Das Blut rauscht in meinen Ohren und mir bleibt kaum Luft zum Atmen. Sie werden sie wegbringen, und ich weiß nicht, was sie dann mit ihr machen. Ich könnte es nicht ertragen, dass sie sie quälen oder ihr gar Schlimmeres antun. Erst letztens musste ich mit ansehen, was Reymond ihr zugefügt hat, als ich diesen dabei erwischte, wie er sie folterte.
Was würde das Imperium mit ihr machen? Der Westflügel klang nicht gerade wie ein Gefängnis, doch diesem Mörder und Tyrannen würde ich alles zutrauen.
»Schluss mit dem Theater«, gibt Kora in einem genervten Ton von sich und aktiviert die Rune an meinem Hals.

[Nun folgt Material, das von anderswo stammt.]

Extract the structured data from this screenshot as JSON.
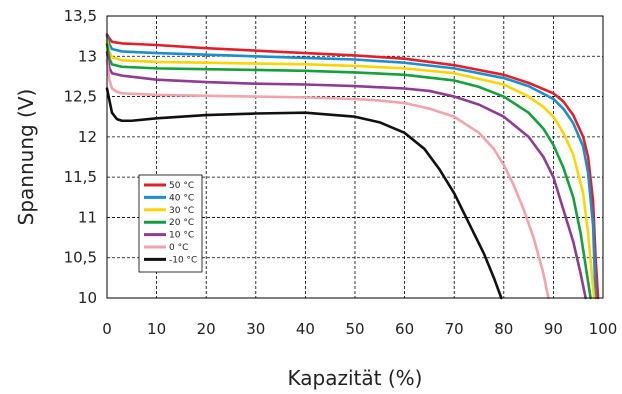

Der beinahe unerträglich brennende Schmerz kehrt zurück, gräbt sich durch meinen gesamten Körper, sodass ich aus Leibeskraft schreie.
Doch Kora lässt nicht locker. Sie verstärkt die Qual, kommt mir immer näher und hält dabei ihre Hand ausgestreckt vor sich, als führte sie eine Leine, an der sie immer fester zieht.

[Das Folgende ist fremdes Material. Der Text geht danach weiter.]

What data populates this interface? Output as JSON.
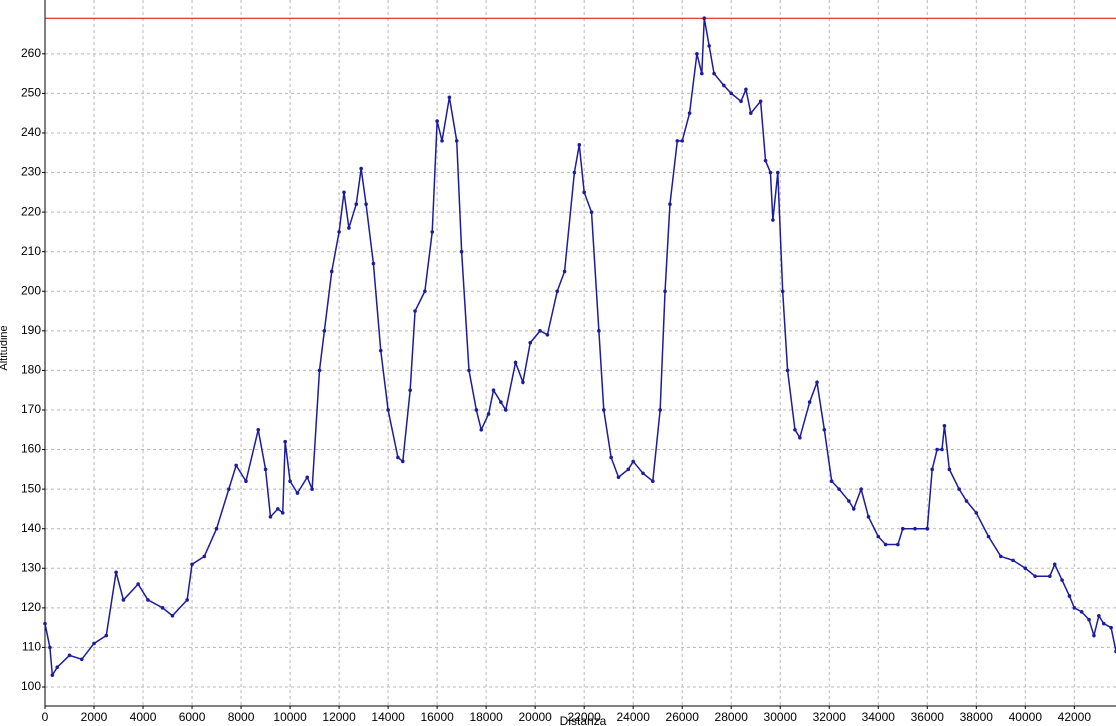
{
  "chart_data": {
    "type": "line",
    "x_label": "Distanza",
    "y_label": "Altitudine",
    "xlim": [
      0,
      43700
    ],
    "ylim": [
      95.2,
      273.6
    ],
    "xticks": [
      0,
      2000,
      4000,
      6000,
      8000,
      10000,
      12000,
      14000,
      16000,
      18000,
      20000,
      22000,
      24000,
      26000,
      28000,
      30000,
      32000,
      34000,
      36000,
      38000,
      40000,
      42000
    ],
    "yticks": [
      100,
      110,
      120,
      130,
      140,
      150,
      160,
      170,
      180,
      190,
      200,
      210,
      220,
      230,
      240,
      250,
      260
    ],
    "grid": true,
    "reference_line": {
      "value": 269,
      "color": "#e00000"
    },
    "series": [
      {
        "color": "#1c1c9c",
        "x": [
          0,
          200,
          300,
          500,
          1000,
          1500,
          2000,
          2500,
          2900,
          3200,
          3800,
          4200,
          4800,
          5200,
          5800,
          6000,
          6500,
          7000,
          7500,
          7800,
          8200,
          8700,
          9000,
          9200,
          9500,
          9700,
          9800,
          10000,
          10300,
          10700,
          10900,
          11200,
          11400,
          11700,
          12000,
          12200,
          12400,
          12700,
          12900,
          13100,
          13400,
          13700,
          14000,
          14400,
          14600,
          14900,
          15100,
          15500,
          15800,
          16000,
          16200,
          16500,
          16800,
          17000,
          17300,
          17600,
          17800,
          18100,
          18300,
          18600,
          18800,
          19200,
          19500,
          19800,
          20200,
          20500,
          20900,
          21200,
          21600,
          21800,
          22000,
          22300,
          22600,
          22800,
          23100,
          23400,
          23800,
          24000,
          24400,
          24800,
          25100,
          25300,
          25500,
          25800,
          26000,
          26300,
          26600,
          26800,
          26900,
          27100,
          27300,
          27700,
          28000,
          28400,
          28600,
          28800,
          29200,
          29400,
          29600,
          29700,
          29900,
          30100,
          30300,
          30600,
          30800,
          31200,
          31500,
          31800,
          32100,
          32400,
          32800,
          33000,
          33300,
          33600,
          34000,
          34300,
          34800,
          35000,
          35500,
          36000,
          36200,
          36400,
          36600,
          36700,
          36900,
          37300,
          37600,
          38000,
          38500,
          39000,
          39500,
          40000,
          40400,
          41000,
          41200,
          41500,
          41800,
          42000,
          42300,
          42600,
          42800,
          43000,
          43200,
          43500,
          43700
        ],
        "values": [
          116,
          110,
          103,
          105,
          108,
          107,
          111,
          113,
          129,
          122,
          126,
          122,
          120,
          118,
          122,
          131,
          133,
          140,
          150,
          156,
          152,
          165,
          155,
          143,
          145,
          144,
          162,
          152,
          149,
          153,
          150,
          180,
          190,
          205,
          215,
          225,
          216,
          222,
          231,
          222,
          207,
          185,
          170,
          158,
          157,
          175,
          195,
          200,
          215,
          243,
          238,
          249,
          238,
          210,
          180,
          170,
          165,
          169,
          175,
          172,
          170,
          182,
          177,
          187,
          190,
          189,
          200,
          205,
          230,
          237,
          225,
          220,
          190,
          170,
          158,
          153,
          155,
          157,
          154,
          152,
          170,
          200,
          222,
          238,
          238,
          245,
          260,
          255,
          269,
          262,
          255,
          252,
          250,
          248,
          251,
          245,
          248,
          233,
          230,
          218,
          230,
          200,
          180,
          165,
          163,
          172,
          177,
          165,
          152,
          150,
          147,
          145,
          150,
          143,
          138,
          136,
          136,
          140,
          140,
          140,
          155,
          160,
          160,
          166,
          155,
          150,
          147,
          144,
          138,
          133,
          132,
          130,
          128,
          128,
          131,
          127,
          123,
          120,
          119,
          117,
          113,
          118,
          116,
          115,
          109
        ]
      }
    ]
  }
}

»Hör auf!«, dringt Raves verzweifelte Stimme zu mir. »Bitte!« Ich kann ein Weinen darin erkennen, was mir beinahe das tote Herz aus der Brust reißt. »Finn!«
Mir wird schwindelig und ich bemerke, wie mir durch den Schmerz Tränen über die Wangen laufen. Die Pein zwingt mich in die Knie und raubt mir jegliche Möglichkeit, einen Atemzug zu tun.
Ich will nicht sterben.
Nicht weil ich schon einmal über diese Schwelle getreten bin, sondern weil ich erneut versagt habe. Ich habe Rave nicht in Sicherheit gebracht und musste sie wider Willen dem Imperium überlassen. Es kann doch nicht sein, dass unsere Reise umsonst gewesen ist.
Nein, es darf nicht hier enden …
Nicht hier …
Schwärze umfängt mich, dann wird alles in eine endlose Stille getaucht.